51. Develop plans for specific tests.

      • Develop test evaluation tools.
      • Develop forms, checklists, and debriefing strategies to check recovery plan tests.


Plan Maintenance
Assign plan maintenance responsibility.

Establish maintenance procedures and schedules. Provide a schedule for regular, systematic review of the content of the disaster recovery/business resumption plan. Define a procedure for making appropriate changes to the plan.

Develop distribution procedures and lists.

52. Provide policies and procedures for distributing the recovery plan parts and updates.

53. The disaster recovery/business resumption plan may contain sensitive information about the agency's business, communications, and computing operations. Policy and procedures for distribution of the plan should take this into account.
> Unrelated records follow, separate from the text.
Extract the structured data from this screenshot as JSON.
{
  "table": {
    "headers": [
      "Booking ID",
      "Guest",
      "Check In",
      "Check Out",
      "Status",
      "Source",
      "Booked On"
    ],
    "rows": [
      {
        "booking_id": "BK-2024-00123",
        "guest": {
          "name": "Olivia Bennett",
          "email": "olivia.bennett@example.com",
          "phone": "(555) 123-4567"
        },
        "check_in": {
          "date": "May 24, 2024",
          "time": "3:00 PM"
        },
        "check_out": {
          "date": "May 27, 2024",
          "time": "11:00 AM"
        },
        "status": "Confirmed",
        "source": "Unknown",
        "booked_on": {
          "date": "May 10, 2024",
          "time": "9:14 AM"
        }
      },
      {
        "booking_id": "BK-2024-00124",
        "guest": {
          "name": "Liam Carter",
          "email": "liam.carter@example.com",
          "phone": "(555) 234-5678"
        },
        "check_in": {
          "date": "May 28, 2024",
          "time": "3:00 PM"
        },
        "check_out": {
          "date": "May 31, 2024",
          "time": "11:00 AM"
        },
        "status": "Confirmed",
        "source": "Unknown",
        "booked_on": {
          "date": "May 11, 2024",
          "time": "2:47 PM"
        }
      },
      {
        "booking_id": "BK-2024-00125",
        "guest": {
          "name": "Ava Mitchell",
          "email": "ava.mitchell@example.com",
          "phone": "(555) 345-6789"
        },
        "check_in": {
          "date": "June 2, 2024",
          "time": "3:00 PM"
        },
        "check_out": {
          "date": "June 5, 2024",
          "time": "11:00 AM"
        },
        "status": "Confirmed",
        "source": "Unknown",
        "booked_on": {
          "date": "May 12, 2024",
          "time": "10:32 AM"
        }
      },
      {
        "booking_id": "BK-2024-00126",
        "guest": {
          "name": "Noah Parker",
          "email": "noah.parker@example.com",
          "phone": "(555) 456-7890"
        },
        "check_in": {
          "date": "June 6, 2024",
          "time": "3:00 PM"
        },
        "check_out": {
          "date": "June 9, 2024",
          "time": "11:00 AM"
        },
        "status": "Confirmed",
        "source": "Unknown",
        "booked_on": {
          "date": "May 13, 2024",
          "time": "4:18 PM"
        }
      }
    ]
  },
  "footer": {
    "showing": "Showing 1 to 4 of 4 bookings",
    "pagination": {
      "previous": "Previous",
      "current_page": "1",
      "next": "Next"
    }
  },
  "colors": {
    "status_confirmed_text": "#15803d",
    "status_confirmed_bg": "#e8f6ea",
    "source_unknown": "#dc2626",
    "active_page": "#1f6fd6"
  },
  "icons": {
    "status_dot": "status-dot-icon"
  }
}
NOTE: DP/90 PLUS, a product of SunGard Recovery Services, is an MS-DOS software application that provides substantial help in the development and maintenance of a disaster recovery/business resumption plan. DIS has a corporate contract for this product. Because of this special contract, DP/90 PLUS is available to any state agency at a discount. Please contact DIS Leasing & Brokering for order information.

Maintenance
Technological advances and changes in the business requirements of agencies will necessitate periodic revisions to policies, standards, and guidelines. The Department of Information Services is responsible for routine maintenance of these to keep them current. Major policy changes will require the approval of the ISB.

Definitions
Catastrophic Disaster
: A catastrophic disaster is one in which the outage will probably last more than seven days.

Damage - Damage due to a catastrophic disaster is severe and could involve total destruction of the agency facility. Replacement of equipment or significant renovation of the facility may be necessary.

Command Center: The command center is a local, on or off premise area, from which to manage the emergency situation. It is a focal point for coordinating the recovery program, issuing information, and assembling personnel.

Critical Function: Critical functions are those functions an agency must perform to survive. Failure to perform them would result in serious or irreparable harm to the agency. Impact may take the form of increased operating costs, loss of revenue collection, or inability to provide services to clients.

Disaster: Any unplanned circumstance or event that results in an inability to support critical business functions within the current environment.

Disaster Recovery/Business Resumption Plan: A disaster recovery/business resumption plan is a comprehensive statement of actions to be taken in response to a disaster. It includes documented, tested procedures that, if followed, will assure the availability of the critical resources and facilities required to maintain continuity of operations. Sync.: Contingency Plan, Disaster Recovery Plan, Business Continuity Plan.

Major Disaster: A major disaster is one in which the outage will probably last from two to seven days.

Damage - Damage due to a major disaster is more severe than that due to a minor disaster. For example: in a major disaster, key business units could be without telecommunications capability for an extended period. Or the computer room could suffer heavy damage.

Minor Disaster: A minor disaster is one in which the outage will probably last longer than one shift, but less than two days.

Damage - Damage due to a minor disaster is comparatively light. It may consist of minor damage to hardware, software, or electrical equipment from fire, water, chemicals, etc.

Recovery Teams: Recovery teams are manageable units having common recovery requirements. The recovery teams will very likely parallel an existing agency departmental organization.